Faute de mieux, les baby-boomers rêvent maintenant d'une retraite progressive.

Selon un sondage réalisé par la firme SOM pour le compte de Desjardins Sécurité financière, dont les résultats ont été rendus publics hier, 67 % des travailleurs québécois de 40 ans ou plus prendront une retraite progressive. Pour eux, la retraite ne représentera donc plus une rupture complète avec le marché du travail.

«Les baby-boomers rêvent toujours de prendre une préretraite, mais deviennent en même temps plus réalistes au fur et à mesure que l'âge de la retraite approche», commente André Langlois, vice-président responsable de la mise en marché des produits d'épargne chez Desjardins Sécurité financière. «Rappelons que pour prendre une préretraite à 55 ans, un travailleur doit économiser assez pour subvenir à ses besoins financiers pendant 25 ans en moyenne. C'est long!», ajoute-t-il.
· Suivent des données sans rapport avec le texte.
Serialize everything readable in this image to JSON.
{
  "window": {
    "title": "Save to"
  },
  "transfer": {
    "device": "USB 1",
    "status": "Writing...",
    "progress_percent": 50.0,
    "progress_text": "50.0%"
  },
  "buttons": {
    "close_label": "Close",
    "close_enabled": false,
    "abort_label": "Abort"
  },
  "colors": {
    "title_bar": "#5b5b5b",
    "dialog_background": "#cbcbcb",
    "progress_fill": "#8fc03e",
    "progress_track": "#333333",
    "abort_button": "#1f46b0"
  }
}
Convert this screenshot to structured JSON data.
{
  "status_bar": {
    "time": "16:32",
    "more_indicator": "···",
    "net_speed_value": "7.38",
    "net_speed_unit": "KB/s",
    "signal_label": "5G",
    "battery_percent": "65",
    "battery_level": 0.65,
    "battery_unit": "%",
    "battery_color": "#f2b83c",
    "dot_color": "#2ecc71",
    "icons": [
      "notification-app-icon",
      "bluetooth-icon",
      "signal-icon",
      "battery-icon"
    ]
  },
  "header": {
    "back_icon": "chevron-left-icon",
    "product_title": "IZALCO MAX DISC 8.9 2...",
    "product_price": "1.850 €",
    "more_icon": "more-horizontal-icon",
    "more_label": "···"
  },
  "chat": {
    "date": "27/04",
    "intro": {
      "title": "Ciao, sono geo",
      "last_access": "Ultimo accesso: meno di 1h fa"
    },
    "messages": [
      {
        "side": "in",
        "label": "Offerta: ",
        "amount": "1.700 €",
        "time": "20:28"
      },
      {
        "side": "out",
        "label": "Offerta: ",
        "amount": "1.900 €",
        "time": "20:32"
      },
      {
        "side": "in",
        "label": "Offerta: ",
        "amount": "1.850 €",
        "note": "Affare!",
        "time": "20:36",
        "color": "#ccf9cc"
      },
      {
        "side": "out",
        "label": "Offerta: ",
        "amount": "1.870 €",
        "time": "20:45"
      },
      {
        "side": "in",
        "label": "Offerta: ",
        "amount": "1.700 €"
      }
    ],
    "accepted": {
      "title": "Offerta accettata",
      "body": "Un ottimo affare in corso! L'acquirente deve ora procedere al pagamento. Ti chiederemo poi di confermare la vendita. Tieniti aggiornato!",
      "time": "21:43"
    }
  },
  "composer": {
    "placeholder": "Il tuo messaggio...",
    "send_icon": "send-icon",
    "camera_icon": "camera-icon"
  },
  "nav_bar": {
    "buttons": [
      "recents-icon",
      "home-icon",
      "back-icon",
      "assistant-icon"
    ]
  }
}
Les résultats du sondage indiquent que la très grande majorité des travailleurs de 40 ans ou plus (83 %) aimeraient prendre une préretraite. Mais de ce nombre, près de la moitié (44 %) savent déjà qu'ils n'auront pas les moyens de réaliser leur projet.

«La faible performance des marchés financiers des dernières années influence sûrement leur perception, poursuit M. Langlois. Cette situation les sensibilise au fait que leur épargne-retraite ne leur permettra pas de maintenir le même rythme de vie à la retraite, particulièrement quand ils tiennent compte des coûts associés à la perte de la santé à un âge plus avancé.»

Un compromis

Pour les travailleurs de 40 ans ou plus, la retraite progressive constitue donc une solution de compromis. «Nous assisterons à la création d'une véritable génération de retraités qui continueront à travailler à temps partiel pour obtenir un supplément financier à leur revenu d'épargne-retraite», prévoit M. Langlois.

Pour l'instant, à peine 11 % des répondants au sondage de Desjardins Sécurité financière qui se disent retraités occupent encore un emploi rémunéré à temps plein ou à temps partiel. À cet égard, quelque 61 % des répondants se sont dits favorables aux modifications proposées aux lois fiscales québécoises concernant la pension de vieillesse. Entre autres changements proposés, les travailleurs auraient la possibilité de présenter une demande de rente de retraite à la Régie des rentes du Québec dès l'âge de 60 ans, même s'ils continuent à travailler. La Régie des rentes tiendra prochainement une consultation publique à ce sujet.

Le sondage a été réalisé par SOM entre le 5 et le 22 décembre auprès de 1501 personnes; la marge d'erreur est de 2,6 %, 19 fois sur 20.